Die "Löwen vom Atlas", die im Achtelfinale Spanien den Nerv zogen, erfreuen sich über ihren Kontinent hinaus großer Sympathien. Cafu, der brasilianische Weltmeister von 1994 und 2002, sieht "eine großartige Gelegenheit, die europäische Dominanz zu brechen".

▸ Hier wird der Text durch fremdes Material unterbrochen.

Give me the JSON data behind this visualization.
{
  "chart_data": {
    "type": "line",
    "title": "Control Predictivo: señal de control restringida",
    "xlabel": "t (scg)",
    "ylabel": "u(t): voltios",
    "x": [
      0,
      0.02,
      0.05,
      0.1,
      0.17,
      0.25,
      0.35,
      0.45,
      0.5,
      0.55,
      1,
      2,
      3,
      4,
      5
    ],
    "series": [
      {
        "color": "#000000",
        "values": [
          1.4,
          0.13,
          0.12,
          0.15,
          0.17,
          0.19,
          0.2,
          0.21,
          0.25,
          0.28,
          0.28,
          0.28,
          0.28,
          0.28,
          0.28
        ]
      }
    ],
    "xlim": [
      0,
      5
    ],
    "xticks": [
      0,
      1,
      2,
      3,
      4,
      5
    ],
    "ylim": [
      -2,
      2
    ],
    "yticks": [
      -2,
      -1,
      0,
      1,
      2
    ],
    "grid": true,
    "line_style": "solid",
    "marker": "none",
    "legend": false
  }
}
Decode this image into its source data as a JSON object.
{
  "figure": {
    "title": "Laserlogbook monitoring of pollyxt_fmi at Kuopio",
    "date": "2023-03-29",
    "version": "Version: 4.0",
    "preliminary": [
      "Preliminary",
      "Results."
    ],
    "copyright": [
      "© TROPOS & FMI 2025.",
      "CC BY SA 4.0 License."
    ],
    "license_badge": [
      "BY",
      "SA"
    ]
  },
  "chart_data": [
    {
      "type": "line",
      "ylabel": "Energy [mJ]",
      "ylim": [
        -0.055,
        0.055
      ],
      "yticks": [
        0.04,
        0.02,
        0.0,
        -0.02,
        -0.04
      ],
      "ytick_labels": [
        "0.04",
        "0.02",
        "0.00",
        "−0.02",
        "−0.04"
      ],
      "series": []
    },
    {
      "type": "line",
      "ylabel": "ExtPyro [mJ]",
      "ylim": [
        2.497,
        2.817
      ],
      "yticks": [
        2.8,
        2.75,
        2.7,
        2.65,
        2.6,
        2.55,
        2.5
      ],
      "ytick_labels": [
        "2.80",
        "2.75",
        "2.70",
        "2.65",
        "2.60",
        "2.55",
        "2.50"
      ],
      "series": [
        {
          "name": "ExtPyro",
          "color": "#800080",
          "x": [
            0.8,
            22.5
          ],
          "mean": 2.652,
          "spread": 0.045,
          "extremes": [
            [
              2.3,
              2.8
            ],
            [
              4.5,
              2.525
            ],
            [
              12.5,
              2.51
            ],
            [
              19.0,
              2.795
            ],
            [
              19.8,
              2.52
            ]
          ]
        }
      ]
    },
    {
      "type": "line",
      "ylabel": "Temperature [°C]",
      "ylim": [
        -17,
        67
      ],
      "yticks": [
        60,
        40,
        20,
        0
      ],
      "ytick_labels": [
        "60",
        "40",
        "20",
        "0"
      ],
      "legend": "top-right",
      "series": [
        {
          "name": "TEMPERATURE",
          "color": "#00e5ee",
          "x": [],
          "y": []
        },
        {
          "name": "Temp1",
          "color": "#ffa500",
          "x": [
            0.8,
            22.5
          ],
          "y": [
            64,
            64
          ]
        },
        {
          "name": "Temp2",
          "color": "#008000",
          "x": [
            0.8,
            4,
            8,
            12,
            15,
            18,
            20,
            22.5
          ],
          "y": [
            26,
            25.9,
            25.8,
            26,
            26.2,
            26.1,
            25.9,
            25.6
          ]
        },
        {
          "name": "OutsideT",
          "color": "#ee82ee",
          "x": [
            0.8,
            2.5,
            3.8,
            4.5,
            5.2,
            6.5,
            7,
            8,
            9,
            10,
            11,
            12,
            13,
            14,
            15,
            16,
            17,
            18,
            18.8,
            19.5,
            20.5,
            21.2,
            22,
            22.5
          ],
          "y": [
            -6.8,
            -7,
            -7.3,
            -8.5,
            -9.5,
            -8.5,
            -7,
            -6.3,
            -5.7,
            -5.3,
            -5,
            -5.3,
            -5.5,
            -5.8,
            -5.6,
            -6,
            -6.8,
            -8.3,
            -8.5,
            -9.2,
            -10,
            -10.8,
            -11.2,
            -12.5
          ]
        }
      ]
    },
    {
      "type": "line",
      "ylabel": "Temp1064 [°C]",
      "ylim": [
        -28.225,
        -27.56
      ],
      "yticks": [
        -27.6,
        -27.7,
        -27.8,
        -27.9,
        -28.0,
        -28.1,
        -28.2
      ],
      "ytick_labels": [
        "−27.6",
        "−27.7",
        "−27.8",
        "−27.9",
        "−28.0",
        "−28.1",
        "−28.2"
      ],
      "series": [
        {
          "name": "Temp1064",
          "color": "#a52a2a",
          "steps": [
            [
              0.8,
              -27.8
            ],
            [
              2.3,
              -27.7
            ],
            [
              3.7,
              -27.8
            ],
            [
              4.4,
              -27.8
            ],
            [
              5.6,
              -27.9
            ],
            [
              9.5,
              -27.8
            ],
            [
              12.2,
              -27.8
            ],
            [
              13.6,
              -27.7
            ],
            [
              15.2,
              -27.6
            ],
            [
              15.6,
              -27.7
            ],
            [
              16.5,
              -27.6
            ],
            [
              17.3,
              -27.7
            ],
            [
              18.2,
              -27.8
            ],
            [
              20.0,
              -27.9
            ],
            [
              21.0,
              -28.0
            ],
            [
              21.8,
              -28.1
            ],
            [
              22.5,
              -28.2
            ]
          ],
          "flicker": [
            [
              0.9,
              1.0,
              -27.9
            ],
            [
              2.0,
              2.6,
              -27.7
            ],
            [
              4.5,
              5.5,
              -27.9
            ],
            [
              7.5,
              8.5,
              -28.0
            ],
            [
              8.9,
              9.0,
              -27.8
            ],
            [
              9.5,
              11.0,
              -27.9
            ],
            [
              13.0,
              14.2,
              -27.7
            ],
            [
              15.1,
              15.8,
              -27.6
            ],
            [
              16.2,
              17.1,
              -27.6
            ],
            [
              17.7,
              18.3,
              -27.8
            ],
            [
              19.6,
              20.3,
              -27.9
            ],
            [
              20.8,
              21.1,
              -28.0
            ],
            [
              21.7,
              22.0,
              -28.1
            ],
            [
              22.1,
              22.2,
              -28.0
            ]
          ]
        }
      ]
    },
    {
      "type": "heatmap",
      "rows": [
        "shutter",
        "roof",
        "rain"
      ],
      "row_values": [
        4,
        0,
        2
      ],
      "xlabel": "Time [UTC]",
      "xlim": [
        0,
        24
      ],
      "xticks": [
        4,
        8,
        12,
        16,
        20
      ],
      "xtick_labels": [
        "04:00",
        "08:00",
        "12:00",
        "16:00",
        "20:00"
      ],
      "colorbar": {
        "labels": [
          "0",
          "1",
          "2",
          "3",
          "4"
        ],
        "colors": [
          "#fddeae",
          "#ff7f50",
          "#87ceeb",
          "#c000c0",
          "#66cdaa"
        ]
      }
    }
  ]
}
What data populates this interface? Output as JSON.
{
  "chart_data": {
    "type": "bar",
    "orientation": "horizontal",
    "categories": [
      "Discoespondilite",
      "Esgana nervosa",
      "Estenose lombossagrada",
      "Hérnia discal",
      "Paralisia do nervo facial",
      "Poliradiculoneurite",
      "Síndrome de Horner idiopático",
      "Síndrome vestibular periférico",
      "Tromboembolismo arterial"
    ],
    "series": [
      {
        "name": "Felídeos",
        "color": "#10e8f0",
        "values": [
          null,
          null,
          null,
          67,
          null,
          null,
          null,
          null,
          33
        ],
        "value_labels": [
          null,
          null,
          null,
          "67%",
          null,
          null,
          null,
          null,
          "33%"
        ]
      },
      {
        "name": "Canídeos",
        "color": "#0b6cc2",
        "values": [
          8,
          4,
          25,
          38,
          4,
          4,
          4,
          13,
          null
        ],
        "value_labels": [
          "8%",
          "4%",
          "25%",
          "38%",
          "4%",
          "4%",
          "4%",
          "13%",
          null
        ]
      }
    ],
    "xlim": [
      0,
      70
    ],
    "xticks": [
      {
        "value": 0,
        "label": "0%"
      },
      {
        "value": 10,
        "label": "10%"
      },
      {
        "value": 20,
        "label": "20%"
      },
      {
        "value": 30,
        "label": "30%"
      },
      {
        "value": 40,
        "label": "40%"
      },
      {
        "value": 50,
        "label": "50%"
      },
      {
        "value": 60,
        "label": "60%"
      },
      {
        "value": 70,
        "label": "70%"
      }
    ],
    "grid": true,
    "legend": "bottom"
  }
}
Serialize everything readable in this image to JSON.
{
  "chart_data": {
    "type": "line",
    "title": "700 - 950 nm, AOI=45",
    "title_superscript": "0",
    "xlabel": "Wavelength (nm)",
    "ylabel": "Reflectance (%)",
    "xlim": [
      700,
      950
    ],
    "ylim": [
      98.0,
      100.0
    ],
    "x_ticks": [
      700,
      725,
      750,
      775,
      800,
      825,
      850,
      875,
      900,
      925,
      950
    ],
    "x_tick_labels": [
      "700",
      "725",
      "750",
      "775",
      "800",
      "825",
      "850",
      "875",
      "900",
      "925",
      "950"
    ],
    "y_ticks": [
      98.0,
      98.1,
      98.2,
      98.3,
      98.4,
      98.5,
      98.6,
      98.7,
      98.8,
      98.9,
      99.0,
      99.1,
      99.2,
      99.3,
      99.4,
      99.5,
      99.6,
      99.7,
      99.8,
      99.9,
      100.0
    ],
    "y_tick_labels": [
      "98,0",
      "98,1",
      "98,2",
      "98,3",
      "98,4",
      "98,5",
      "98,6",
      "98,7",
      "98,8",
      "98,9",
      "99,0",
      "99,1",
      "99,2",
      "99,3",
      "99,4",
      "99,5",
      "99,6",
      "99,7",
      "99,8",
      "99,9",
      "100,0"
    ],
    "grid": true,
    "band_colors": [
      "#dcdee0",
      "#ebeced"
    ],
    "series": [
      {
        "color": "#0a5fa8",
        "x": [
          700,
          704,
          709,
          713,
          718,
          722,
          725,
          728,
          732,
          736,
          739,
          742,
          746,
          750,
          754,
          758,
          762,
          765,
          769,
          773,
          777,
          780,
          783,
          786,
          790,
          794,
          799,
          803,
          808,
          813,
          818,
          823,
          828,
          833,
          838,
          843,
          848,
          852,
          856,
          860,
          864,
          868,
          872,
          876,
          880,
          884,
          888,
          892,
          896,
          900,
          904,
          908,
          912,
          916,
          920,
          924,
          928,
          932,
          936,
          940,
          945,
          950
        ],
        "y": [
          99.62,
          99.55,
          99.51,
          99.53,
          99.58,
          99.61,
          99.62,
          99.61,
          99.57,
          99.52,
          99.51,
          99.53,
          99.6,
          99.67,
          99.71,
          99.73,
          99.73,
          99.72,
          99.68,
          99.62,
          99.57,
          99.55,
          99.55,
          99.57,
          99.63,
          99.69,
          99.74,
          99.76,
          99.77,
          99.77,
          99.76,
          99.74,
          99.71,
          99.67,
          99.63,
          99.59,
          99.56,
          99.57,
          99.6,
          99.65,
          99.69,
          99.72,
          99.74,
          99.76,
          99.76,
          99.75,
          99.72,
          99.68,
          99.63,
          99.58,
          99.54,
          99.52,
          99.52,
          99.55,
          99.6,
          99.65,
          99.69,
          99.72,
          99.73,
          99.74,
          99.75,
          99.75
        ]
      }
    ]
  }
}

"Wir wollen etwas Historisches schaffen", sagt Walid Regragui ein ums andere Mal. Der gebürtige Franzose hat aus dem marokkanischen Team in kürzester Zeit einen äußerst unangenehmen Gegner für jede Mannschaft geformt. Seit der Amtsübernahme des 46-Jährigen im September kassierte seine Auswahl in sieben Partien nur einen Gegentreffer – das Eigentor beim 2:1 gegen Kanada. Selbst im Elfmeterschießen gegen Spanien war Torhüter Bono nicht zu überwinden. Vor der Nummer eins des FC Sevilla steht eine normalerweise physisch starke, kompromisslose Abwehr. Doch gerade die geht vor dem Duell mit der portugiesischen Offensivmacht am Stock. Die Stars Achraf Hakimi von Paris Saint-Germain und Noussair Mazraoui vom FC Bayern dürften rechtzeitig fit werden. Bei Abwehrchef Romain Saiss und dem Sechser Sofyan Amrabat gibt es noch keine Entwarnung. Sicher fehlen dürfte Innenverteidiger Nayef Aguerd wegen einer Knieverletzung.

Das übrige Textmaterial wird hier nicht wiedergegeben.